In a way, this is good! It will be a good sign about this population and the overall course of the pandemic. And we will still be able to learn about side effects and how kids tolerate vaccines. But it also means our statistical confidence about efficacy is going to be more limited.

And, finally, these limitations mean that some of the small-risk-concerns people raise about the vaccines — What if there is a negative impact on some organ function for 1 out of every 10,000,000 people? — are simply not something we’ll be able to ever convincingly dismiss. Detecting an effect that small is not feasible in trials, or in realized post-trial data. We can point out that you take a lot of serious health risks which are well in excess of 1 in 10 million, but you cannot literally rule this out.

Confronting the limits of statistical power is frustrating, but maybe also liberating. If you’re someone who likes to use evidence to make decisions, there can be a kind of decision paralysis in realizing that the evidence you want doesn’t exist.

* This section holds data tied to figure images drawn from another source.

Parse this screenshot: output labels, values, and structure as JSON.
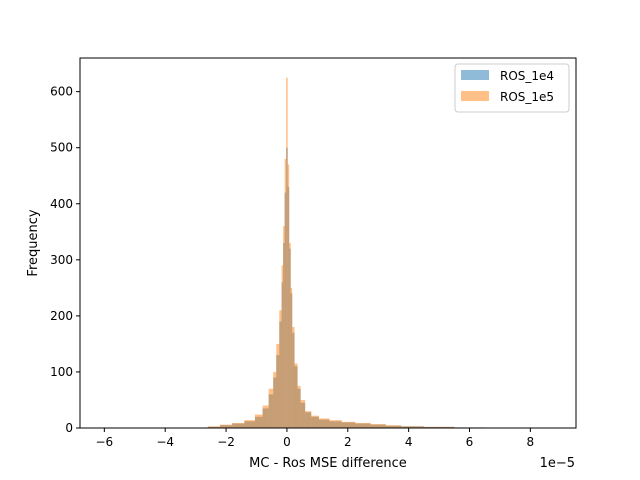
{
  "chart_data": {
    "type": "histogram",
    "xlabel": "MC - Ros MSE difference",
    "ylabel": "Frequency",
    "x_offset_label": "1e−5",
    "xlim": [
      -6.8,
      9.5
    ],
    "ylim": [
      0,
      660
    ],
    "xticks": [
      -6,
      -4,
      -2,
      0,
      2,
      4,
      6,
      8
    ],
    "xtick_labels": [
      "−6",
      "−4",
      "−2",
      "0",
      "2",
      "4",
      "6",
      "8"
    ],
    "yticks": [
      0,
      100,
      200,
      300,
      400,
      500,
      600
    ],
    "ytick_labels": [
      "0",
      "100",
      "200",
      "300",
      "400",
      "500",
      "600"
    ],
    "grid": false,
    "legend_position": "top-right",
    "series": [
      {
        "name": "ROS_1e4",
        "color": "#1f77b4",
        "alpha": 0.5,
        "x": [
          -2.4,
          -2.0,
          -1.6,
          -1.2,
          -0.9,
          -0.7,
          -0.5,
          -0.4,
          -0.3,
          -0.2,
          -0.15,
          -0.1,
          -0.05,
          0.0,
          0.05,
          0.1,
          0.15,
          0.2,
          0.3,
          0.4,
          0.5,
          0.7,
          0.9,
          1.2,
          1.6,
          2.0,
          2.5,
          3.0,
          3.5,
          4.0,
          5.0,
          6.0
        ],
        "values": [
          2,
          5,
          8,
          12,
          20,
          35,
          60,
          90,
          130,
          190,
          260,
          330,
          420,
          500,
          430,
          320,
          240,
          170,
          110,
          70,
          45,
          28,
          20,
          15,
          12,
          10,
          8,
          6,
          4,
          3,
          2,
          1
        ]
      },
      {
        "name": "ROS_1e5",
        "color": "#ff7f0e",
        "alpha": 0.5,
        "x": [
          -2.4,
          -2.0,
          -1.6,
          -1.2,
          -0.9,
          -0.7,
          -0.5,
          -0.4,
          -0.3,
          -0.2,
          -0.15,
          -0.1,
          -0.05,
          0.0,
          0.05,
          0.1,
          0.15,
          0.2,
          0.3,
          0.4,
          0.5,
          0.7,
          0.9,
          1.2,
          1.6,
          2.0,
          2.5,
          3.0,
          3.5,
          4.0,
          5.0,
          6.0
        ],
        "values": [
          3,
          6,
          9,
          14,
          24,
          40,
          70,
          100,
          150,
          210,
          290,
          360,
          480,
          625,
          470,
          330,
          250,
          180,
          115,
          75,
          50,
          30,
          22,
          17,
          14,
          11,
          9,
          7,
          5,
          3,
          2,
          1
        ]
      }
    ]
  }
}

It’s easy to start to think, okay, I’ll wait to make this decision until the evidence is good enough to be helpful. What this discussion forces us to recognize, though, is that there are some cases where that will never happen.

In these cases, we have to make the decision with whatever imperfect data we do have, combined with other factors (like, say, preferences). It may not be the way we most want to make decisions, but at least it may allow us to move on.